According to the report, even moderate Medicaid disenrollment could reduce average health system margins by more than 50%. Worst-case scenarios forecast net income collapsing by up to 71%, as tens of millions of people lose insurance and pivot to self-pay status, severely increasing bad debt and uncompensated care burdens.
What CFOs Are Saying
CFOs are well aware of the extensive impact any Medicaid fallout will have on their organizations.
For example, Denver Health, Colorado’s largest safety-net hospital, sees close to 125,000 Medicaid patients per year – nearly half of all patients across the health care system.
"More than 10% of all Colorado Medicaid patients get their care at Denver Health," says April Audain, CFO of Denver Health. "As a safety net, nearly two-thirds of our funding comes from the federal government, primarily through Medicaid funding. Adding barriers to enrollment to Medicaid undoubtedly will result in more uninsured Coloradans.”
“The net result will be delays in care for patients and additional financial burdens for safety-nets like Denver Health, who are disproportionately affected by reductions to Medicaid and increases in the uninsured," she adds.

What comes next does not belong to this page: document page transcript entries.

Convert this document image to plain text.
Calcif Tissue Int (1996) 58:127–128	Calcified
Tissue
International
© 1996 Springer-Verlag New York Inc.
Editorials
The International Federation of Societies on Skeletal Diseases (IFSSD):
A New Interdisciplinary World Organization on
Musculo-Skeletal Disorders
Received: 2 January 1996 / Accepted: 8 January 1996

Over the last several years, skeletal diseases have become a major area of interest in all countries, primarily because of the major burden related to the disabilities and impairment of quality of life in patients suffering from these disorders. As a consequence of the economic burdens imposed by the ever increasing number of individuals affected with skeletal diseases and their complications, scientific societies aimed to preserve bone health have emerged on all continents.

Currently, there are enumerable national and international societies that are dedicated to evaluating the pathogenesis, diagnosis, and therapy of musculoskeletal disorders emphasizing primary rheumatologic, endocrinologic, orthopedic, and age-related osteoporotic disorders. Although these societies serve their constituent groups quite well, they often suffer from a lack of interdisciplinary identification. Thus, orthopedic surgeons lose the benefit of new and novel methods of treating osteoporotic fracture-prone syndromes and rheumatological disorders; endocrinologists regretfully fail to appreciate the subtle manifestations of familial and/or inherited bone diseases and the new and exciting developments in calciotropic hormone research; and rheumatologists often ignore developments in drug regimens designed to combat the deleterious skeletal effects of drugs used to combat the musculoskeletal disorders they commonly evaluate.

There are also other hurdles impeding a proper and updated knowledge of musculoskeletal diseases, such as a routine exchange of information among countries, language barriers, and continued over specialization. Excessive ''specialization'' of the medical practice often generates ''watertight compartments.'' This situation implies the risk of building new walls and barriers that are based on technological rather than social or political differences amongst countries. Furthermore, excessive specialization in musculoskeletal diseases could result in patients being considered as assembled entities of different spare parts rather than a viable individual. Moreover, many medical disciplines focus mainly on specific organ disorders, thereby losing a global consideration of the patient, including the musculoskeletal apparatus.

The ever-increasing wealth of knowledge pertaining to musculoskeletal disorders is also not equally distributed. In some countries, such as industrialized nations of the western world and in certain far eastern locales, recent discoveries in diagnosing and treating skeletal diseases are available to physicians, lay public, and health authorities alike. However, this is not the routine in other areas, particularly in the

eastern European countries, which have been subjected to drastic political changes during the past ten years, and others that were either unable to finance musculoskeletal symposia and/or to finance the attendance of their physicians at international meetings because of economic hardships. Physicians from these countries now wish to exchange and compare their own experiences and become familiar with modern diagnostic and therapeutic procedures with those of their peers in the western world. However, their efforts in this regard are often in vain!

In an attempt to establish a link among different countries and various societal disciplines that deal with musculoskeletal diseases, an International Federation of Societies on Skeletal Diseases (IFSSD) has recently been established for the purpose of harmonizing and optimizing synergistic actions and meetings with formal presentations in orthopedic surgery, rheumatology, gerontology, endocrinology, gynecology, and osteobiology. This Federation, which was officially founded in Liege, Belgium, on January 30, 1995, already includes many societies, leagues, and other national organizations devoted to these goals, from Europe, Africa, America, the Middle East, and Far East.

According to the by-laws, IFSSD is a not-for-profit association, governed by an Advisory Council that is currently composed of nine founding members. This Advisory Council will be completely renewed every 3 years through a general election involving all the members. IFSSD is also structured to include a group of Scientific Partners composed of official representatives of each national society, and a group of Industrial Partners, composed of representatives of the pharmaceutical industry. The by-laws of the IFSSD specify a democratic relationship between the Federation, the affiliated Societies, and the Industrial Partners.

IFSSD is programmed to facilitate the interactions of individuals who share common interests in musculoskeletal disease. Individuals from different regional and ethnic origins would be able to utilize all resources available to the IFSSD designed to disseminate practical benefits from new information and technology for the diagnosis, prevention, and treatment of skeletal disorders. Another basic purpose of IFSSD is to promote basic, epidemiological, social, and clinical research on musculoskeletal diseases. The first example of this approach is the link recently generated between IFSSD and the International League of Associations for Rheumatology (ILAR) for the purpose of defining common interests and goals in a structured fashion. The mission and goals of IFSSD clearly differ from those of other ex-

Providence CFO Greg Hoffman said in a statement that a decrease in Medicaid funds would exacerbate operating losses experienced by the Seattle-based health system during the last five years caused by inflation, according to the Orange County Register.
What CFOs Are Doing
To get a handle on mitigating the fallout, CFOs will need to zoom in on a few specific parts of their operations.
First, maximizing Medicaid retention as much as possible should be a priority. Invest in eligibility and outreach teams. Many patients who lose coverage are still eligible, but will need help re-enrolling. CFOs should ensure that their finance teams make this step as easy and efficient as possible for patients.
Scrutinizing service lines should also be in the CFO’s playbook. Identify low-margin or loss-generating services, adjust labor models, and cut fixed costs where possible.
CFOs should also stay proactive by stress-testing scenarios for 5%, 10%, and 20% Medicaid losses. Boost cash reserves and reassess capital spending to cultivate financial resilience before major losses occur.
Lastly, don’t forget to reexamine payer contracts. Strengthen private payer contracts to rebalance lost Medicaid revenue. Payers will be expecting this from health systems. Explore value-based care options tied to outcomes and where care models can flex.
The OBBBA isn’t just a policy change; it's on its way to being a seismic shift for hospital finances. CFOs must lead the charge in adapting quickly, tightening operations, and building resilience. Those that wait risk being left behind as the ground shifts beneath them.
Marie DeFreitas is the CFO editor for HealthLeaders.
KEY TAKEAWAYS
Up to 20% Medicaid disenrollment could slash net income by more than 70% for the average hospital.
Self-pay and uncompensated care will surge, with a projected $63B increase by 2034, as millions lose Medicaid or ACA-related coverage.
CFOs must move now, by supporting Medicaid enrollment, renegotiating payer contracts, and modeling worst-case financial scenarios.